桥的尽头,是觉悟与净土,但宇智波鼬看着那里,心中没有丝毫向往,只有一片荒芜。
他不配。
双手满是至亲之人的鲜血,这是无法洗清的罪孽,哪怕是为了所谓的大义,也终究无法改变他摧毁了一个族群的事实。
仰望,是触不可及的天堂幻影,俯视,是无尽沉沦的罪孽深渊,前行,是不配抵达的救赎彼岸,后退,早已无路可退。
身心俱疲,罪孽如山。
鼬缓缓闭上双眼,两行清泪沿着消瘦的脸颊无声滑落,然后张开双臂,在漫天圣光的冷漠照耀下,直直向后倒了下去。
他已然油尽灯枯。
就让最后,稍微自由一会吧。
可就在历经洗髓撕扯之苦,皮肉仿佛要被从骨架上生生剥离之时,下坠感戛然而止,取而代之的,是一个温暖的环抱。
鼬猛地睁开被泪水模糊的眼睛,映入眼帘的是近在咫尺的素白衣襟,以及那张他许久未见,此刻闭目垂首的精致面容。
是她。
此刻的松本奈奈神色悲悯,头戴白纱半泷,双臂稳稳地托住鼬那近乎崩散的身躯与灵魂,全然不似记忆中的纤瘦模样。
是奈奈的气息,混着初见时的栀子香味,却又像极母亲当年的味道,曾几何时,他也只是个在母亲怀中撒娇的孩子啊。
滚烫的眼泪彻底决堤,鼬像个在迷雾中终于找到归途,却已伤痕累累的稚嫩孩童,喉咙里溢出压抑到变调的破碎呜咽。
恍惚间仿佛回到遥远的童年,玩闹时摔破膝盖,是母亲蹲下身,将自己温柔地揽进怀里,边拍着后背,边轻揉着伤口。
“鼬,不怕,母亲在。
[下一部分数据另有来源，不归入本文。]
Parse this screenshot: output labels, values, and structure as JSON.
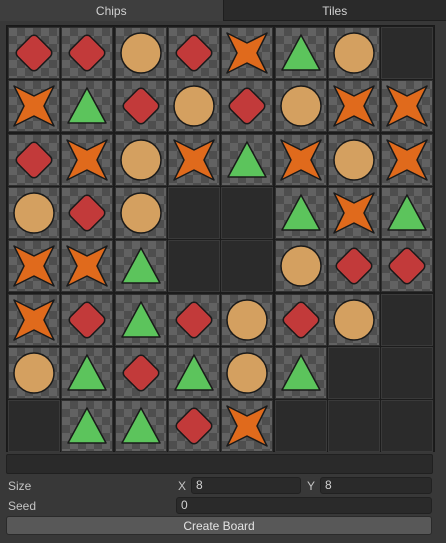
{
  "tabs": [
    {
      "label": "Chips",
      "active": true
    },
    {
      "label": "Tiles",
      "active": false
    }
  ],
  "board": {
    "columns": 8,
    "rows": 8,
    "cells": [
      [
        "diamond",
        "diamond",
        "circle",
        "diamond",
        "star",
        "triangle",
        "circle",
        "none"
      ],
      [
        "star",
        "triangle",
        "diamond",
        "circle",
        "diamond",
        "circle",
        "star",
        "star"
      ],
      [
        "diamond",
        "star",
        "circle",
        "star",
        "triangle",
        "star",
        "circle",
        "star"
      ],
      [
        "circle",
        "diamond",
        "circle",
        "empty",
        "empty",
        "triangle",
        "star",
        "triangle"
      ],
      [
        "star",
        "star",
        "triangle",
        "empty",
        "empty",
        "circle",
        "diamond",
        "diamond"
      ],
      [
        "star",
        "diamond",
        "triangle",
        "diamond",
        "circle",
        "diamond",
        "circle",
        "none"
      ],
      [
        "circle",
        "triangle",
        "diamond",
        "triangle",
        "circle",
        "triangle",
        "none",
        "none"
      ],
      [
        "none",
        "triangle",
        "triangle",
        "diamond",
        "star",
        "none",
        "none",
        "none"
      ]
    ],
    "colors": {
      "diamond": "#c23a3a",
      "circle": "#d4a060",
      "star": "#e06a1c",
      "triangle": "#5cc45c",
      "outline": "#1a1a1a"
    }
  },
  "form": {
    "size_label": "Size",
    "x_label": "X",
    "x_value": "8",
    "y_label": "Y",
    "y_value": "8",
    "seed_label": "Seed",
    "seed_value": "0",
    "create_button": "Create Board"
  }
}
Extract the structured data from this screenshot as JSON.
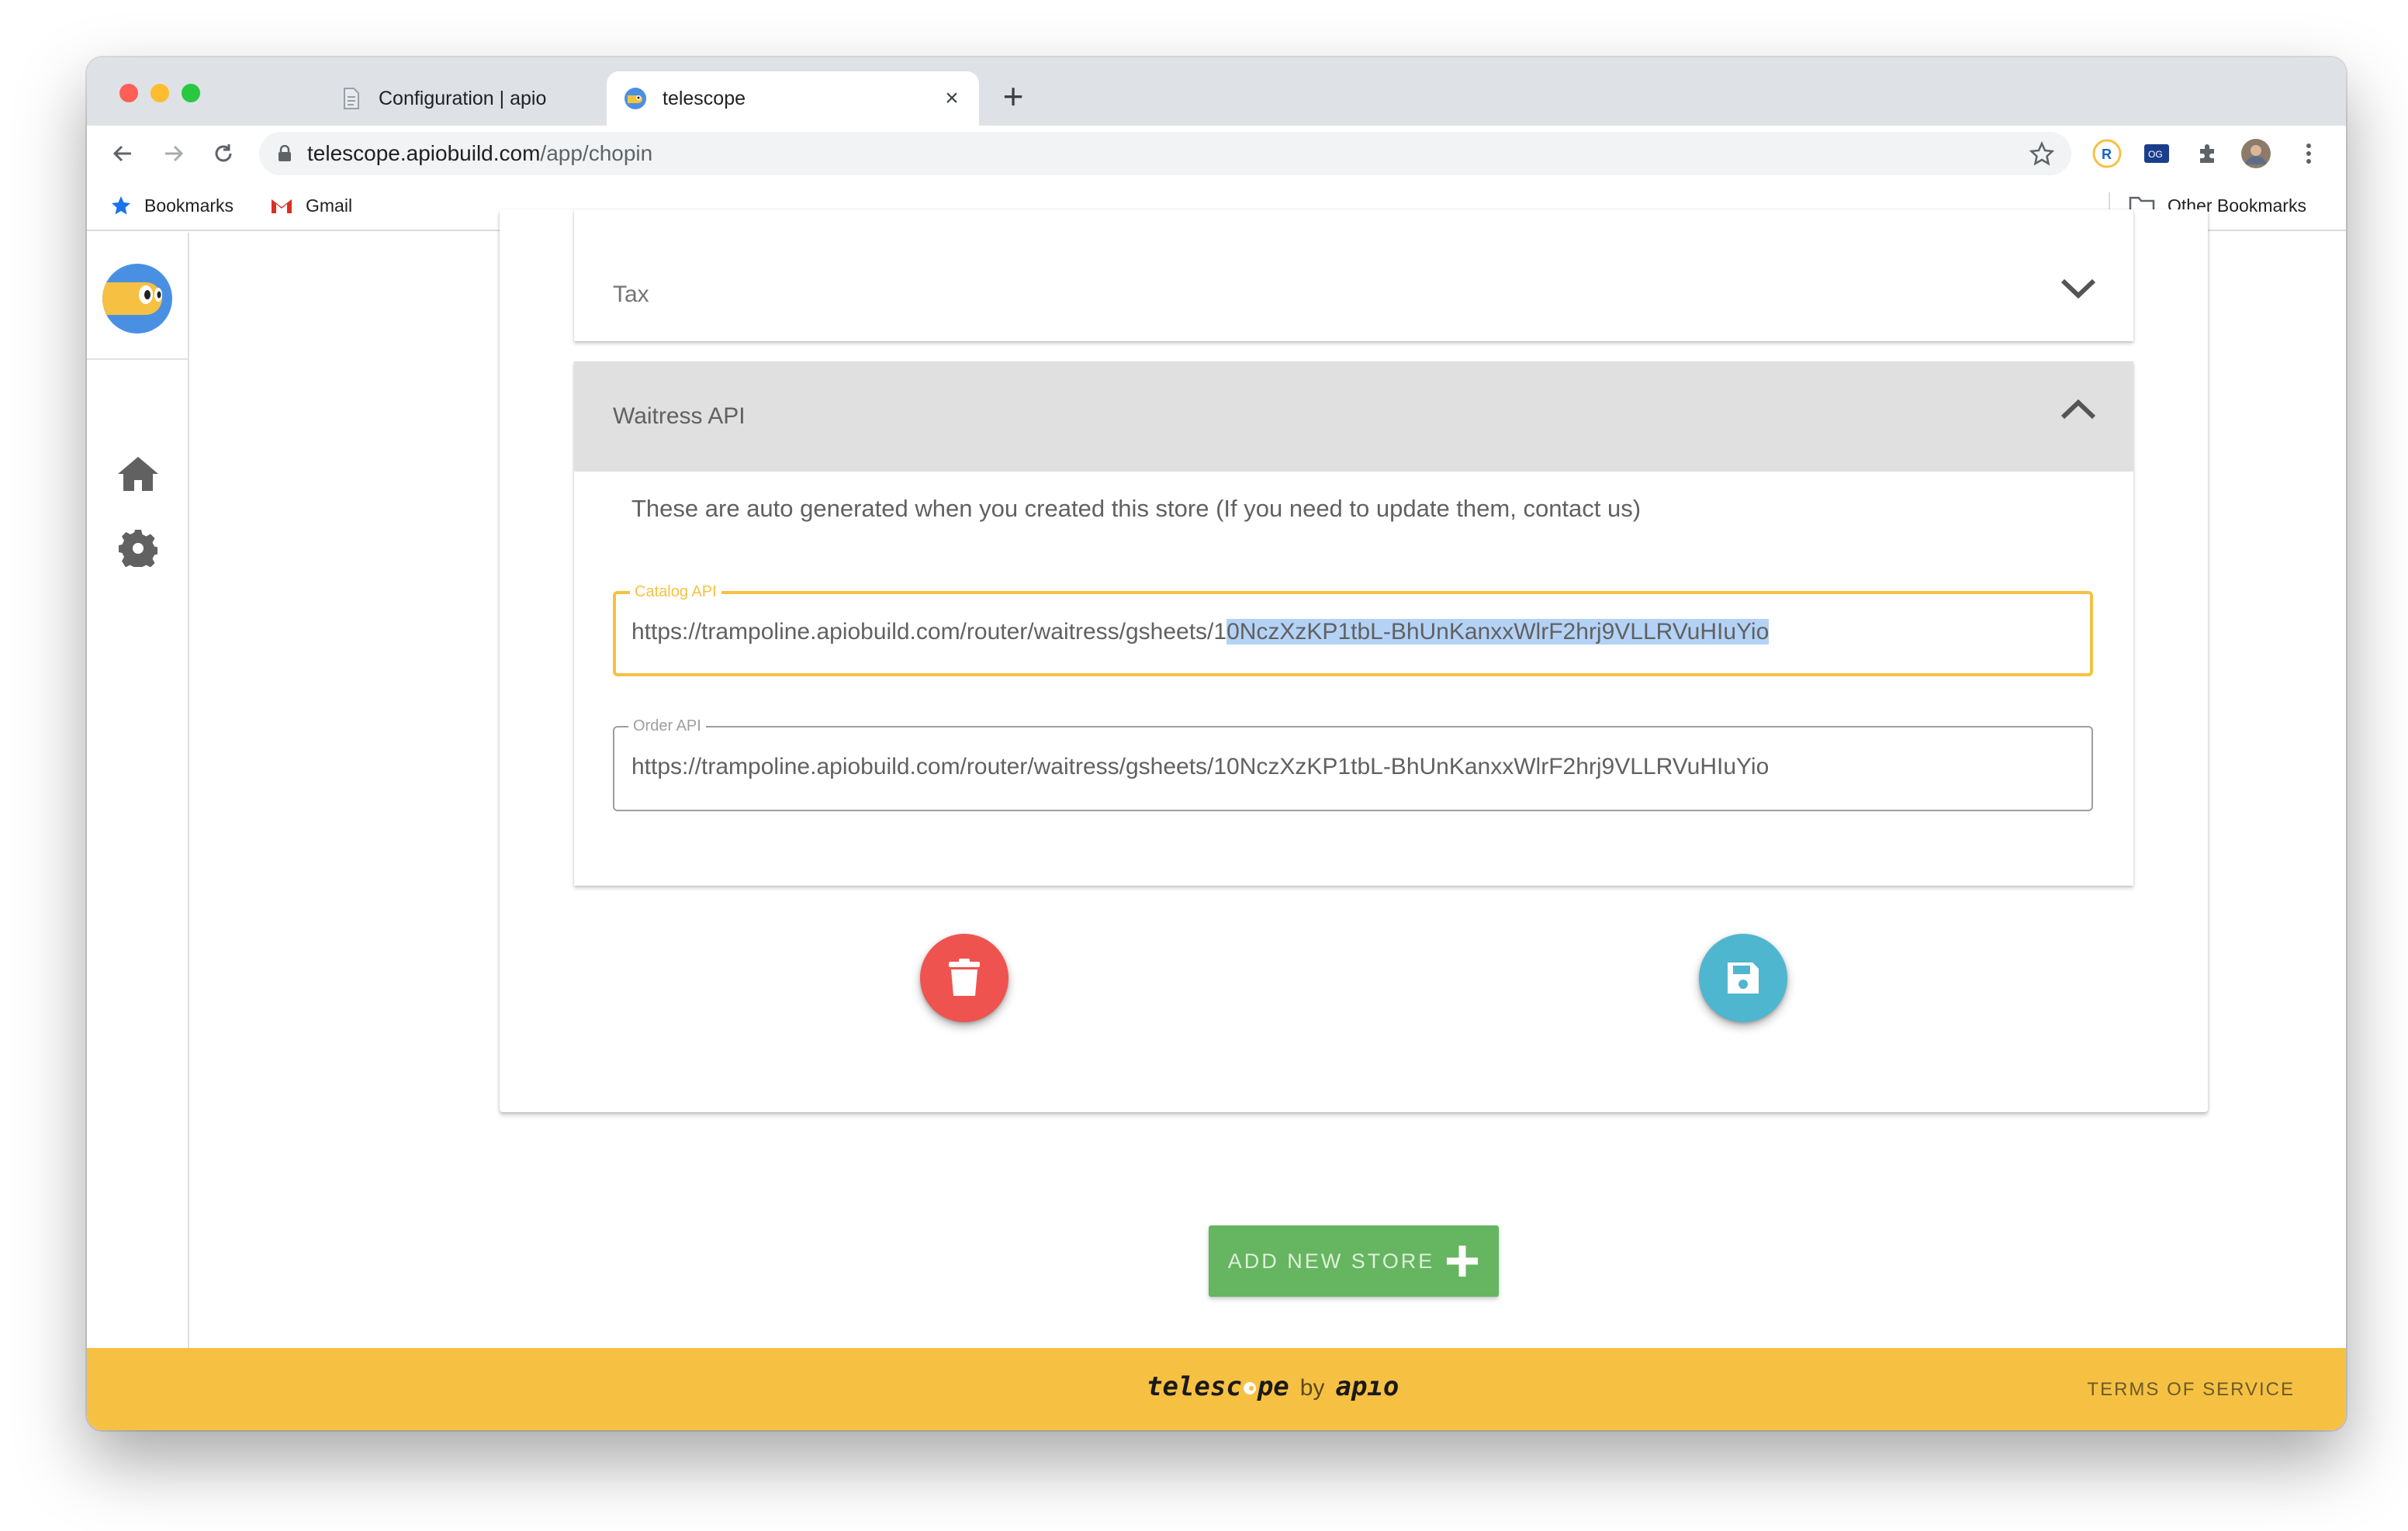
{
  "browser": {
    "tabs": [
      {
        "label": "Configuration | apio",
        "active": false
      },
      {
        "label": "telescope",
        "active": true
      }
    ],
    "url_host": "telescope.apiobuild.com",
    "url_path": "/app/chopin",
    "bookmarks": [
      {
        "label": "Bookmarks"
      },
      {
        "label": "Gmail"
      }
    ],
    "other_bookmarks": "Other Bookmarks"
  },
  "sidebar": {
    "items": [
      {
        "name": "home"
      },
      {
        "name": "settings"
      }
    ]
  },
  "panels": {
    "tax": {
      "title": "Tax",
      "expanded": false
    },
    "waitress": {
      "title": "Waitress API",
      "expanded": true,
      "description": "These are auto generated when you created this store (If you need to update them, contact us)",
      "catalog": {
        "label": "Catalog API",
        "value_prefix": "https://trampoline.apiobuild.com/router/waitress/gsheets/1",
        "value_selected": "0NczXzKP1tbL-BhUnKanxxWlrF2hrj9VLLRVuHIuYio"
      },
      "order": {
        "label": "Order API",
        "value": "https://trampoline.apiobuild.com/router/waitress/gsheets/10NczXzKP1tbL-BhUnKanxxWlrF2hrj9VLLRVuHIuYio"
      }
    }
  },
  "actions": {
    "add_store": "ADD NEW STORE"
  },
  "footer": {
    "brand_part1": "telesc",
    "brand_part2": "pe",
    "by": "by",
    "apio": "apıo",
    "tos": "TERMS OF SERVICE"
  },
  "colors": {
    "accent_yellow": "#f6c142",
    "delete_red": "#ef5350",
    "save_blue": "#4fb6cf",
    "add_green": "#66b560"
  }
}
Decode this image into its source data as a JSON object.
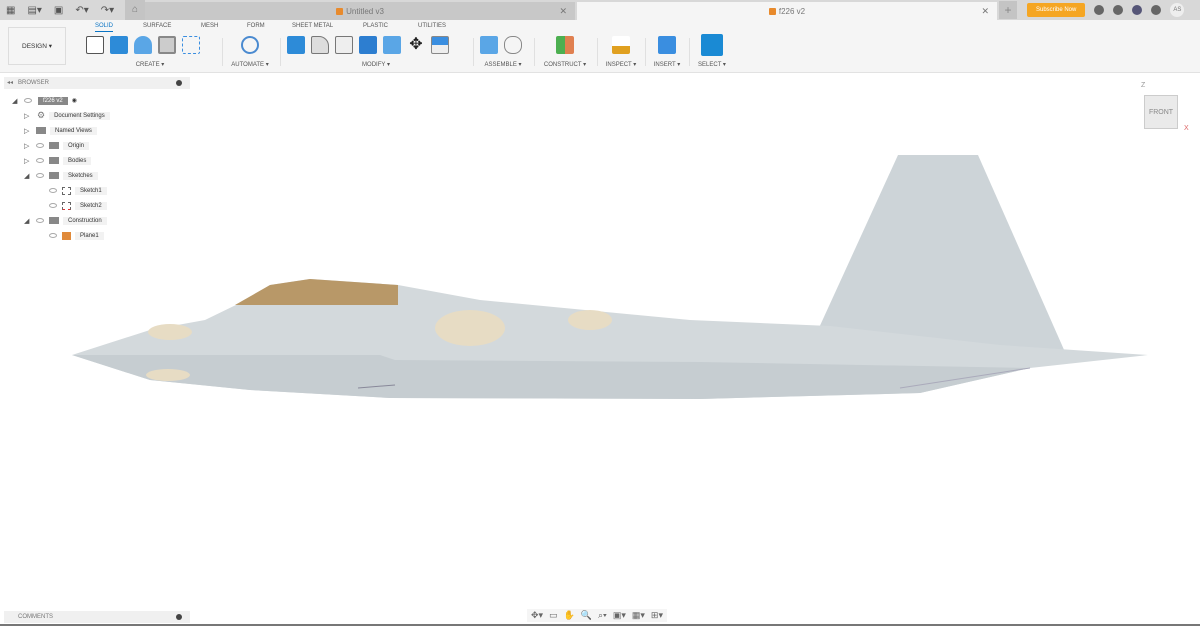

”
宇智波鼬眼含泪水,逐渐分不清眼前之人,到底是妹妹还是母亲,只知这怀抱是他亲手割舍,此生再不配拥有的温柔。
圣母怜子。
悲悯的圣母,怀抱着为世人赎罪而受难的圣子,而此刻闭目垂首的奈奈,怀抱着为守护村子,而背负一切罪孽的兄长。
冷意妄想趁虚而入,奈奈只是一摆手,就把那气息尽数隔绝在外,就像小时候,鼬挡开那些对自己有意见的族人一样。
手掌顺着鼬的脊背,一下下轻拍着,就像母亲当年哄她们睡觉时的频率,怀中人突然轻声哽咽着什么,她耐心的侧耳倾听。
然后,她听到了。
母亲,二字。
她心头猛地揪紧,奈奈知道,鼬指的不是自己,可她还是微微歪着头,将脸颊贴在哥哥的发顶,声音放得柔缓又坚定。
“哥,我在呢。”
她不能替鼬抹去那些鲜血淋漓的过往,但只求这一刻,能让他知道,他不是孤身一人,还有自己会接住他所有的不堪。
盈盈泪水,也从奈奈的眼角悄然滑落,没入衣襟,与鼬滚烫的泪混合在一起,以彼此为岸,从此风雨同舟,岁岁相伴。
现实世界。
奈奈脸色苍白如纸,眼神也空洞虚浮,仿佛灵魂的一部分还滞留在,刚才过于爆发的空间维度中,一时未能完全抽离。
她抚摸着鼬满是伤痕的身躯,大口喘息,为了维持这个结界,同时还要分心为鼬治疗,她的查克拉已然濒临透支边缘。